Wokół sytuacji rodziców na rynku pracy ogniskowały się badania portalu pracuj.pl z kwietnia 2018 roku. Przebadano 506 osób w wieku 18-39 lat, wychowujących dzieci do lat czterech.

Okazało się, że najbardziej pożądaną przez rodziców formą pracowniczego benefitu są firmowe przedszkola lub dopłaty do czesnego – taką potrzebę zgłosiło 70% badanych osób, jednak tylko niespełna 10% pracowników może z takiej opcji skorzystać. Firmy o wiele częściej oferują ubezpieczenia, pakiety medyczne, karty sportowe czy nawet pokoje wypoczynku albo rowerownie.

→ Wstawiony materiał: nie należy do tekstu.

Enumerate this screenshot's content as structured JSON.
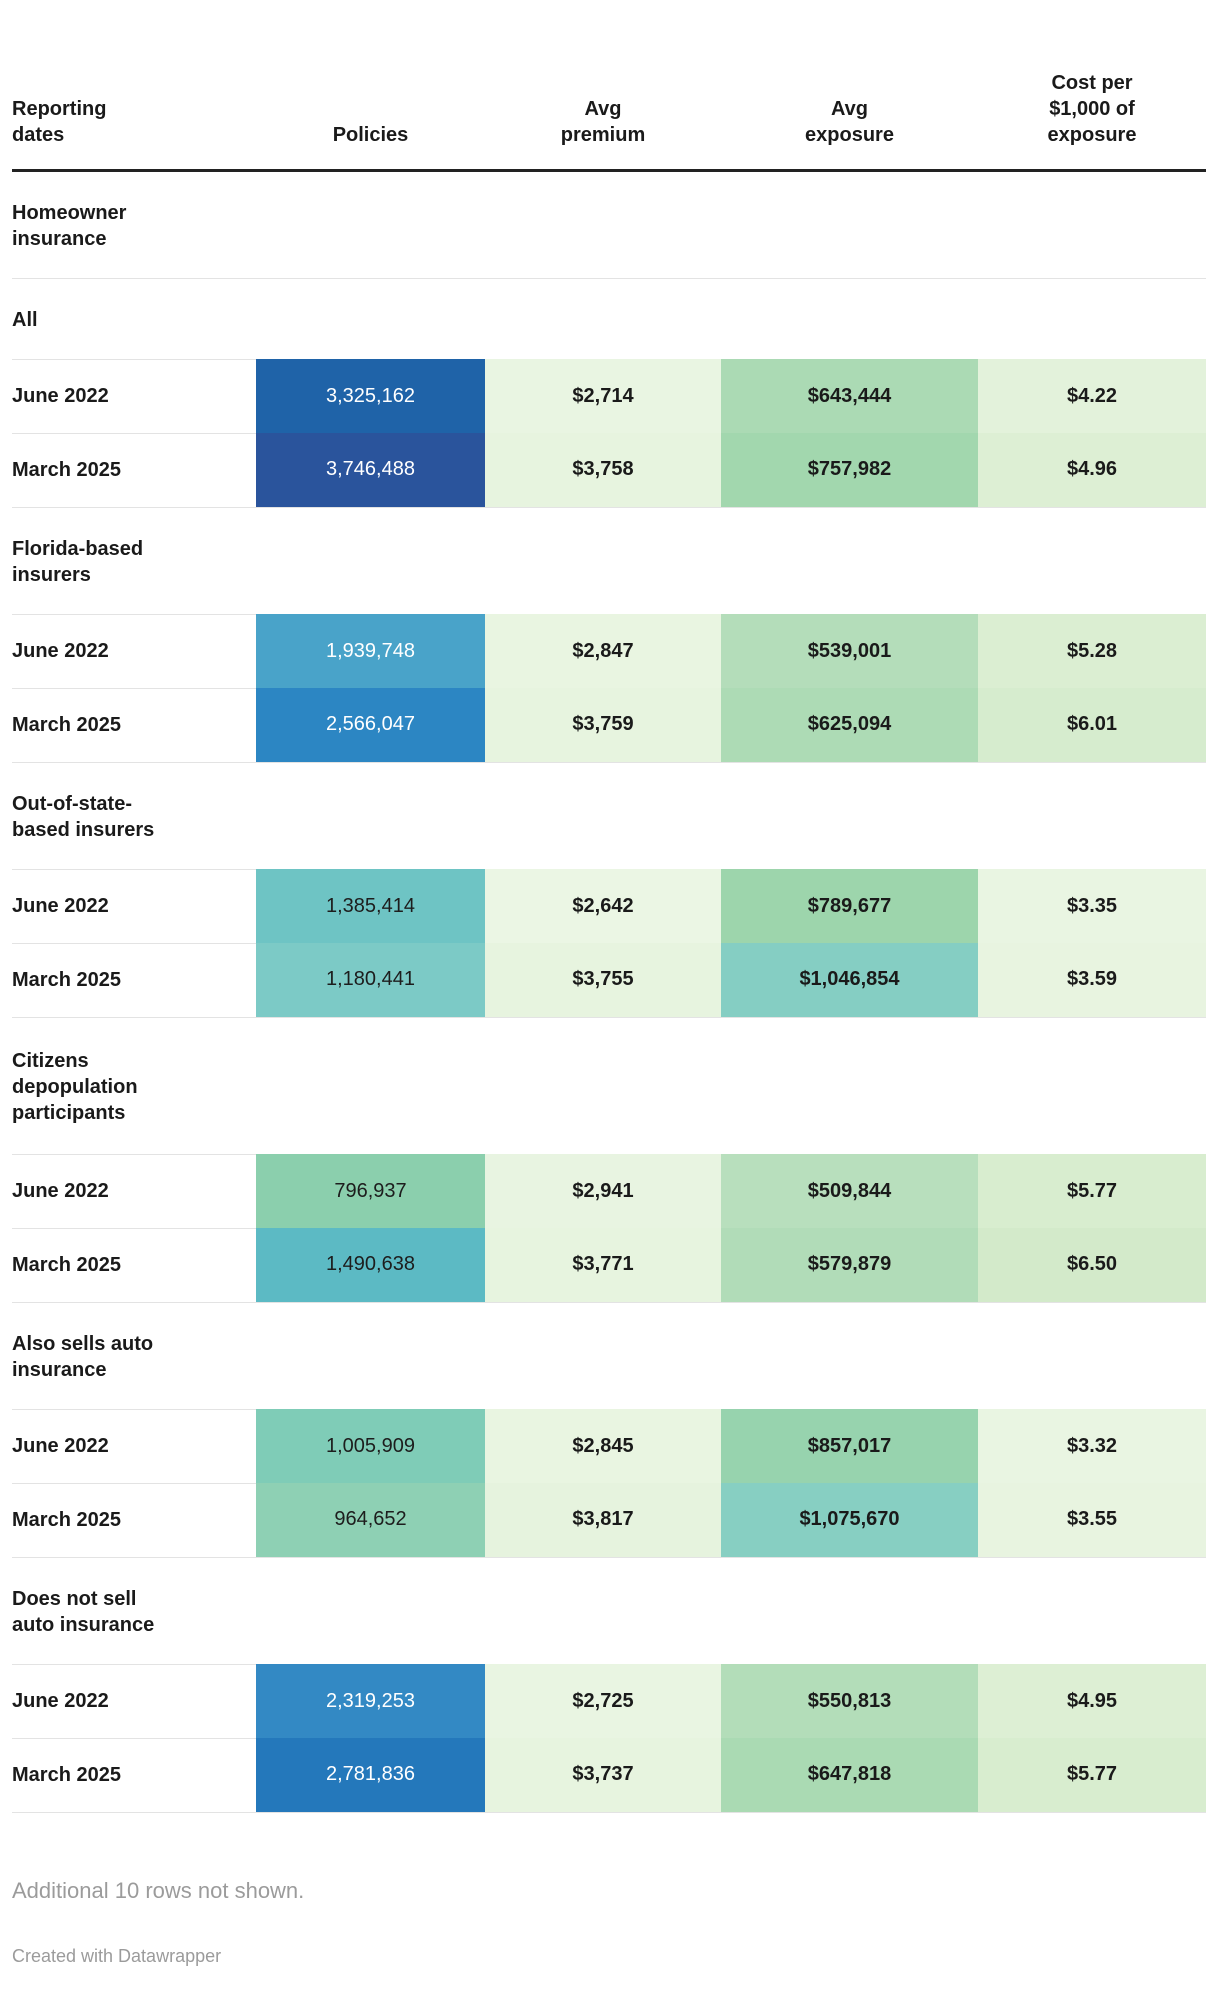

Przedszkola pracownicze działają m.in. w Fabrykach Mebli Forte w Ostrowi Mazowieckiej i Suwałkach, w Nokii, we wronieckiej Amice, w gliwickim Future Processing, w NIVEA. W Niemczech koncern Beiersdorf, którego częścią jest NIVEA, prowadzi przedszkole od 1938 roku.

Nokia w ramach pakietu socjalnego dopłaca też do samodzielnych wakacji dziecka, dofinansowuje czesne za żłobek albo przedszkole dla tych pracownic i pracowników, którzy nie korzystają z firmowego, oferuje elastyczne godziny pracy, co może być ułatwieniem dla rodziców. Future Processing z Gliwic o firmowym przedszkolu dla dzieci pracowników pisze w ogłoszeniach, pokrywa też część czesnego dla dzieci pracowników. Firma najczęściej nazywa stanowiska po angielsku, jednak już w samej treści ofert, po polsku, zapisuje „osoba w tej roli będzie…”, „szukamy ciebie, jeśli…”. Podają również stawki wynagrodzeń. Te rozwiązania chyba się sprawdzają, bo w FP w 2020 roku odnotowano niespełna 7% rotację pracowników w porównaniu z 12% średnią w branży IT.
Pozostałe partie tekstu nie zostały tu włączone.